Economia

“Guedes quer uma CPMF”, diz Marcos Cintra, ex-secretário da Receita

Maior entusiasta do imposto, o economista não desistiu da pauta que o derrubou

Por Veja 31/01/2020 08h08
“Guedes quer uma CPMF”, diz Marcos Cintra, ex-secretário da Receita
O ministro da Economia, Paulo Guedes - Foto: Adriano Machado / Reuters

Não se pode dizer que o ex-secretário da Receita Federal Marcos Cintra não seja um idealista. Demitido em setembro, depois de a discussão sobre a implementação de um novo imposto nos moldes da antiga CPMF — o famigerado e extinto “imposto do cheque” — ganhar corpo, ele continua inabalável em seus princípios. Ao falar a VEJA em seu escritório na Fundação Getulio Vargas, em São Paulo, o economista chegou a ficar com os olhos inundados quando abordou o tema. Para Cintra, o tal imposto é a única saída para o sistema tributário brasileiro.

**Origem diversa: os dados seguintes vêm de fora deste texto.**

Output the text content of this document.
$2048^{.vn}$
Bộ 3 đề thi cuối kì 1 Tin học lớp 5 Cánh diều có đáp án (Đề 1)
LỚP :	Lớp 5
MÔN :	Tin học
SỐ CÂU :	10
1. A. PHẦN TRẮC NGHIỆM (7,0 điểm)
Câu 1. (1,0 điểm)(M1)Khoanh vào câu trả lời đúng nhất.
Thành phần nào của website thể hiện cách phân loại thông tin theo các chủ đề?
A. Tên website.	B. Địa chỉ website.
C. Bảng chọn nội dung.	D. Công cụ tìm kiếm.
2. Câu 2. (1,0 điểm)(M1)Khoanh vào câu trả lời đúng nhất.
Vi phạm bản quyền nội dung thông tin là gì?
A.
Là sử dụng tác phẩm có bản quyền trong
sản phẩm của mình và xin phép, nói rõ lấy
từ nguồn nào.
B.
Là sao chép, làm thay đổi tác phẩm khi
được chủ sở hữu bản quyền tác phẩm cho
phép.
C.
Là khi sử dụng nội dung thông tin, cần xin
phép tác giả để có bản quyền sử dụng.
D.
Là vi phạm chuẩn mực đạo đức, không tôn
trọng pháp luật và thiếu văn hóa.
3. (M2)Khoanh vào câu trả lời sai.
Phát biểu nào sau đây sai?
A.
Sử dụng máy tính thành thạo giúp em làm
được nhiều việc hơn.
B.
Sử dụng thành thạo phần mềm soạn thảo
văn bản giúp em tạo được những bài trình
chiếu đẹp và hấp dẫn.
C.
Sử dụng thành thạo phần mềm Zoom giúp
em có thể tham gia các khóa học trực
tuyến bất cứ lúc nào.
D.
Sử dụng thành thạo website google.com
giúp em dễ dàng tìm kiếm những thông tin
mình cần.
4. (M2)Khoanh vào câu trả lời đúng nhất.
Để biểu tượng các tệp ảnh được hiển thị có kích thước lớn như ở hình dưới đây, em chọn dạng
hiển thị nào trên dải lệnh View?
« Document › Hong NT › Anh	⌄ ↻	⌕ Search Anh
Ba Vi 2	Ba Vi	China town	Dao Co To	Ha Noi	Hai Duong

Aos 74 anos, o ex-secretário garante que não sente mágoa por ter sido desligado do governo e que continua atuando em congruência com o ministro da Economia, Paulo Guedes, com quem seus ideais são bem alinhados — inclusive, assegura, quanto a uma nova CPMF. Isso, apesar do veto de Jair Bolsonaro a qualquer tipo de imposto sobre pagamentos. Cintra, aliás, critica a postura do presidente. Queixa-se de que ele poucas vezes o chamou para conversar a respeito da reforma tributária. Em outras oportunidades, porém, Bolsonaro o teria convocado para tratar das investigações que a Receita fazia sobre seus familiares. Leia a seguir a entrevista com Marcos Cintra.

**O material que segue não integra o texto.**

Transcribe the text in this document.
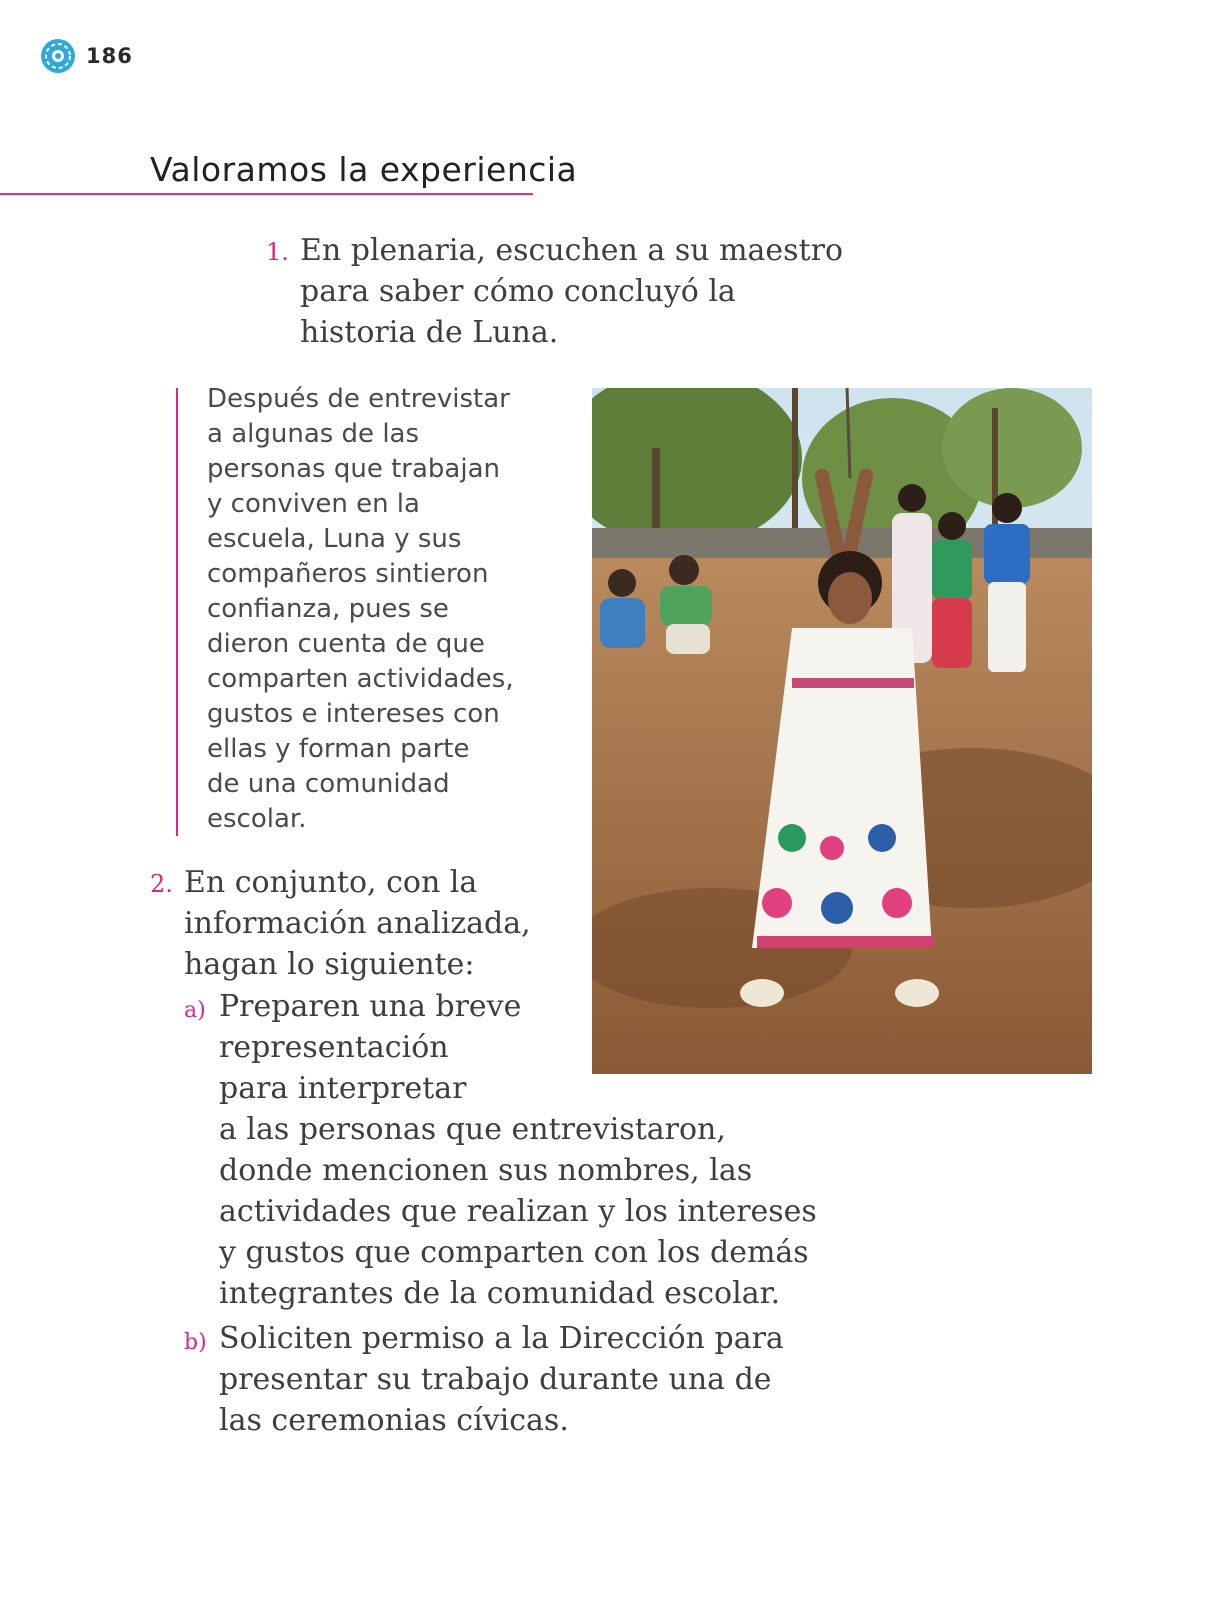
186
Valoramos la experiencia
1. En plenaria, escuchen a su maestro
para saber cómo concluyó la
historia de Luna.
Después de entrevistar
a algunas de las
personas que trabajan
y conviven en la
escuela, Luna y sus
compañeros sintieron
confianza, pues se
dieron cuenta de que
comparten actividades,
gustos e intereses con
ellas y forman parte
de una comunidad
escolar.
2. En conjunto, con la
información analizada,
hagan lo siguiente:
a) Preparen una breve
representación
para interpretar
a las personas que entrevistaron,
donde mencionen sus nombres, las
actividades que realizan y los intereses
y gustos que comparten con los demás
integrantes de la comunidad escolar.
b) Soliciten permiso a la Dirección para
presentar su trabajo durante una de
las ceremonias cívicas.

Quando a discussão sobre reforma tributária ganhou fôlego, o senhor foi demitido pelo presidente Jair Bolsonaro. Ele não sabia que o imposto único era o trabalho de sua vida? Fui o primeiro economista a se sentar junto do ministro Paulo Guedes na formação da equipe e no desenvolvimento do plano de governo de Bolsonaro, no fim de 2017. Eu tenho escrito “imposto único” na testa. Não é uma discussão que surgiu recentemente e suscitou uma reação contrária do presidente. Já na campanha ficou claro que o tributo seria satanizado. Temos 12 milhões de desempregados, outros 5 milhões desalentados e precisamos trabalhar para desonerar a folha de pagamento. É a única saída.

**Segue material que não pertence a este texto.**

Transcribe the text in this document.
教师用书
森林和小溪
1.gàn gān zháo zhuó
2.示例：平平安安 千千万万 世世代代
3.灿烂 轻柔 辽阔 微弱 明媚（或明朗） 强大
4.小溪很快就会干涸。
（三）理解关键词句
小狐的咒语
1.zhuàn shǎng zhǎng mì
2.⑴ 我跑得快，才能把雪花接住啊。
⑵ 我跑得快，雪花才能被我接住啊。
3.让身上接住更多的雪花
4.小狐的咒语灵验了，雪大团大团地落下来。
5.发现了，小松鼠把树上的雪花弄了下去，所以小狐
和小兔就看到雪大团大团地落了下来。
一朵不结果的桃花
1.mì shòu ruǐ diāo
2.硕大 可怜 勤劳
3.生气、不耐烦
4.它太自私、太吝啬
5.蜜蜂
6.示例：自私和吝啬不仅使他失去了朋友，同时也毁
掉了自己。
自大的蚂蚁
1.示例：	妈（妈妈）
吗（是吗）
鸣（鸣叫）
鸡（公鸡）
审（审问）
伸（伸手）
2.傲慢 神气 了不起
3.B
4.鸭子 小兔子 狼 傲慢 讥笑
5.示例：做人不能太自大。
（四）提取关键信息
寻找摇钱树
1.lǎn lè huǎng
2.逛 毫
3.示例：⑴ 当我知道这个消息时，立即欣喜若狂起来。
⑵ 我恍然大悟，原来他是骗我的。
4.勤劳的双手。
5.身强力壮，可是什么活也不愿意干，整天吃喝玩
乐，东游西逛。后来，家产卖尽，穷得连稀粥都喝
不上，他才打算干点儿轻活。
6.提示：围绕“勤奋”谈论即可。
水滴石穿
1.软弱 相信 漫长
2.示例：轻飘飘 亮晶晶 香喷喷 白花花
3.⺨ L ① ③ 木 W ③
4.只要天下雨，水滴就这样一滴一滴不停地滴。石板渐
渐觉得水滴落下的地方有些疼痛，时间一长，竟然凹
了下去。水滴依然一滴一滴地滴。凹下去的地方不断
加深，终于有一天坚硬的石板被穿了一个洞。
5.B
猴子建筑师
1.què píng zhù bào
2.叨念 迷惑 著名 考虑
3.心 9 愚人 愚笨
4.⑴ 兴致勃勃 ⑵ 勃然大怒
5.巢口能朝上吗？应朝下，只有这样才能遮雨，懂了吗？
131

E por que houve essa resistência pública, que culminou na demissão? O presidente enfatiza que não entende de economia e que confia no Posto Ipiranga, o Paulo Guedes. Mas Bolsonaro é muito suscetível ao que a imprensa e alguns setores da economia dizem. Esses segmentos foram veementemente contrários à CPMF, embora o que eu queria fazer tivesse pouca relação com esse imposto. Como disse: não é CPMF. É um imposto sobre pagamentos, diferente da antiga contribuição provisória sobre movimentação financeira — contra a qual votei no Congresso. A antiga CPMF teve sua finalidade, o financiamento da saúde, desvirtuada. O imposto sobre pagamentos que eu defendo é universal e recai sobre toda a economia, substituindo tributos sobre salários. O presidente entendeu que a opinião pública estava contra, e o tributo ficou satanizado. Ora, se Bolsonaro não apoia, é evidente que fica muito difícil avançar nessa discussão — ela nunca foi técnica, sempre foi essencialmente política.

Como o senhor avalia a sua demissão? Bolsonaro sempre teve uma visão muito atrelada à mídia. Ele não conseguiu se libertar desse preconceito que as pessoas têm contra o imposto sobre pagamentos. Eu sempre manifestei a minha crença nesse modelo, mas, se o presidente não concorda, eu não teria mais que fazer lá. Não estou em busca de um emprego, fui cumprir uma missão. Portanto, dei ao Guedes liberdade para que me exonerasse. Interpretei que poderia continuar defendendo a ideia de fora do Executivo — como estou fazendo.